Until that moment I thought I had heard a fascinating but open-and-shut case. A dozen times while she talked I had said to myself. “Dewey did it.” Now I wasn’t so sure.

Why Write About Murder?

Charlie Wells, Sheriff of Manatee County, retired

“We are all sharing stories about what it means to be human. …The true cost of crime and violence cannot be fully understood without knowing about the lives it touches. My answer to how to honor the victims is to tell a responsible story.”

Writers Wear Many Hats

Unknown skeleton

Naively I used to think that the only jobs of a writer were to write and then to edit what has been written. For decades I’ve written technical and public relations material and edited the work of other writers and writing and editing were pretty much all I had to do. Since 2007, though, I’ve been working on a book with another author about a triple homicide and sometimes it feels as if writing the book is the least of it.

With nonfiction the author usually sells the book before it’s completely written.
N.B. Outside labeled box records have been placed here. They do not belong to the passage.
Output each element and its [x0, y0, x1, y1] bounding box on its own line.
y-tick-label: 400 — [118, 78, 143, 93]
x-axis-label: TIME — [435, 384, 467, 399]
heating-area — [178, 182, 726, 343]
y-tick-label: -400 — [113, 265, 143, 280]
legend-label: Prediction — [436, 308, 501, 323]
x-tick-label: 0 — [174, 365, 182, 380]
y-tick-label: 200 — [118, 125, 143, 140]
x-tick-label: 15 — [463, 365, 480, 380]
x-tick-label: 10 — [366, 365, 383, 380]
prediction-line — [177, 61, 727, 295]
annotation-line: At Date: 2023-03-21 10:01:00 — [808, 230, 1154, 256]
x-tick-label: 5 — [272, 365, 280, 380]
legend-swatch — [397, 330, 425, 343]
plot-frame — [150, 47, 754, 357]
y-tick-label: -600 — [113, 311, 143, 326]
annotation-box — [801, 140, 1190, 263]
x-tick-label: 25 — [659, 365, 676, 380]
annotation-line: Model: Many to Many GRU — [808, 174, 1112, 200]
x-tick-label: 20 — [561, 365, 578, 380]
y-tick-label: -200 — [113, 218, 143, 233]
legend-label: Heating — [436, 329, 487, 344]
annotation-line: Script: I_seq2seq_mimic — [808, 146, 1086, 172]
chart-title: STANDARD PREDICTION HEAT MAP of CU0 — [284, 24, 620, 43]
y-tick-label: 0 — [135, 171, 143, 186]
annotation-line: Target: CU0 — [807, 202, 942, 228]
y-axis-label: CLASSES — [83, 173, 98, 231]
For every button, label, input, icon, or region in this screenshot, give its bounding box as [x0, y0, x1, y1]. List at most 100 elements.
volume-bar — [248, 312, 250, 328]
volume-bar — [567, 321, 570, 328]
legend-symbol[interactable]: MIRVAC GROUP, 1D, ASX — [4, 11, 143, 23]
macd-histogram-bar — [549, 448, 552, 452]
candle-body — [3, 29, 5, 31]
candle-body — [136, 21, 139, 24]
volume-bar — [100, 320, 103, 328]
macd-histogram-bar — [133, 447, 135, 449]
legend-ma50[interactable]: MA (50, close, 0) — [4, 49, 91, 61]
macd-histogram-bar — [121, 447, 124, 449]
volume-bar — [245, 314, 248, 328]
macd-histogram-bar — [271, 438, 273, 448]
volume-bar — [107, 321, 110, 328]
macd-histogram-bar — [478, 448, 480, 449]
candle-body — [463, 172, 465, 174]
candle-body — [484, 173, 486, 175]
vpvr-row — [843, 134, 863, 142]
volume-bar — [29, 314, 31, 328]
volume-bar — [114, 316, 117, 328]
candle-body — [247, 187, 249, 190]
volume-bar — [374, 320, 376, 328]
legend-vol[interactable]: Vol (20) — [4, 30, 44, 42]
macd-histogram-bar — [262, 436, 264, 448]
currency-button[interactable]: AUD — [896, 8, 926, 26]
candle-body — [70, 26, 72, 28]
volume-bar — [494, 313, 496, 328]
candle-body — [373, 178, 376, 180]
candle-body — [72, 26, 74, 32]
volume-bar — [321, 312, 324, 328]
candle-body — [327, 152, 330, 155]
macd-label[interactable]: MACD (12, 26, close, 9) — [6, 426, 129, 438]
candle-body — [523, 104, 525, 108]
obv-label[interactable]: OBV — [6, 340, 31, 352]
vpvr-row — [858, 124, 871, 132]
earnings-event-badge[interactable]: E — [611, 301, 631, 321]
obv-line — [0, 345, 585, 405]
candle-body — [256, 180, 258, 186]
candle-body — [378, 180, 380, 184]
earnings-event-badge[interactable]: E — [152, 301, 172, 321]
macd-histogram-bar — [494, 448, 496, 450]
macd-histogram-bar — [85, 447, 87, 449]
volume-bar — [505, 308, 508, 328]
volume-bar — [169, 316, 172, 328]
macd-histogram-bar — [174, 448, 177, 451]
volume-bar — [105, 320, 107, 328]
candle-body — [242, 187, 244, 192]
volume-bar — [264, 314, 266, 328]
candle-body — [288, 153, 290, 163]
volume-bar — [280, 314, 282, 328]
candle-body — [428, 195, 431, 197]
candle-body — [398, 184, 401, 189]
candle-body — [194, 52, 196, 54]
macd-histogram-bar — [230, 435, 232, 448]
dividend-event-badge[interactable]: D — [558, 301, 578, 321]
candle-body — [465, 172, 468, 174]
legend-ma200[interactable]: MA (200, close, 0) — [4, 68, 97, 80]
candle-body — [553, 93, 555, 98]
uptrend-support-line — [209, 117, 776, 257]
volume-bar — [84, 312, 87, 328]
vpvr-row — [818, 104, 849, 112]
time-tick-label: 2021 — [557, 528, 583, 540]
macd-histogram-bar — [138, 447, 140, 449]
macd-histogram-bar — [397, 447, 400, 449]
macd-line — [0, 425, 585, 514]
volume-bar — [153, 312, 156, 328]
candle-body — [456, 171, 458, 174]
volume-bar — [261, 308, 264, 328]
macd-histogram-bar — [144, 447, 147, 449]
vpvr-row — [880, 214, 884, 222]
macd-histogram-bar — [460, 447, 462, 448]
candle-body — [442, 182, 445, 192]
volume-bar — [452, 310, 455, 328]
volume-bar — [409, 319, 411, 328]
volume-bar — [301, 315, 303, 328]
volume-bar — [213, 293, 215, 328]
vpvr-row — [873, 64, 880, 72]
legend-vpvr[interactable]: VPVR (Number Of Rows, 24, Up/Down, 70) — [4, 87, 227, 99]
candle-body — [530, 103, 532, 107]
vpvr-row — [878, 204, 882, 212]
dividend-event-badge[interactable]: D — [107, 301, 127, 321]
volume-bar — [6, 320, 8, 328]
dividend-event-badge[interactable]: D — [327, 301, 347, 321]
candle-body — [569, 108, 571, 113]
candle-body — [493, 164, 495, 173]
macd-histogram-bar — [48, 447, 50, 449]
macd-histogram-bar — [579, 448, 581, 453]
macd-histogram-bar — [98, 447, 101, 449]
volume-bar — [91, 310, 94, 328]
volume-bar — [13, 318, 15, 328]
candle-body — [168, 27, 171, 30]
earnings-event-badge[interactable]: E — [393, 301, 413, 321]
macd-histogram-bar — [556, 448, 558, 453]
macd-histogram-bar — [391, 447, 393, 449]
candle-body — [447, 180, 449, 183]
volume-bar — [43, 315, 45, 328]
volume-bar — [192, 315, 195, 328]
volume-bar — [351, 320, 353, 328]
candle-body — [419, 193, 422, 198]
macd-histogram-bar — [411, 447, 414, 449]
First, we are told, we need to find a literary agent interested in the sort of book we’re writing and send that agent a killer one-page query letter. Then if we’re lucky, the agent will request a book proposal. The latter contains a summary of the book (number of words, target audience, etc.); biographies of the authors capable of convincing potential publishers that we’re the right people to write the book; a marketing plan (new authors do most of the publicity leg work); and two or more sample chapters. If that goes well the agent will ask for more chapters and may eventually offer to represent us to potential publishers.

This summer, instead of obsessively writing and re-writing the same four chapters I first drafted in 2007 (I can’t edit/re-read a page without wanting to change something), I began moving ahead with the narrative. When that’s going badly, I take time out to investigate potential agents and research various styles of writing proposals. It’s hard work but we’ve got to do that too.

So what’s with the creepy critter? And when and why did we all begin starting our sentences with “So”? Regarding the former: I came upon him unexpectedly and dragged my photographer son out to capture the pic because he was so creepy. The critter, not my son. If the photo got your attention, that’s all I wanted. A streak of marketing genius! Happy writing.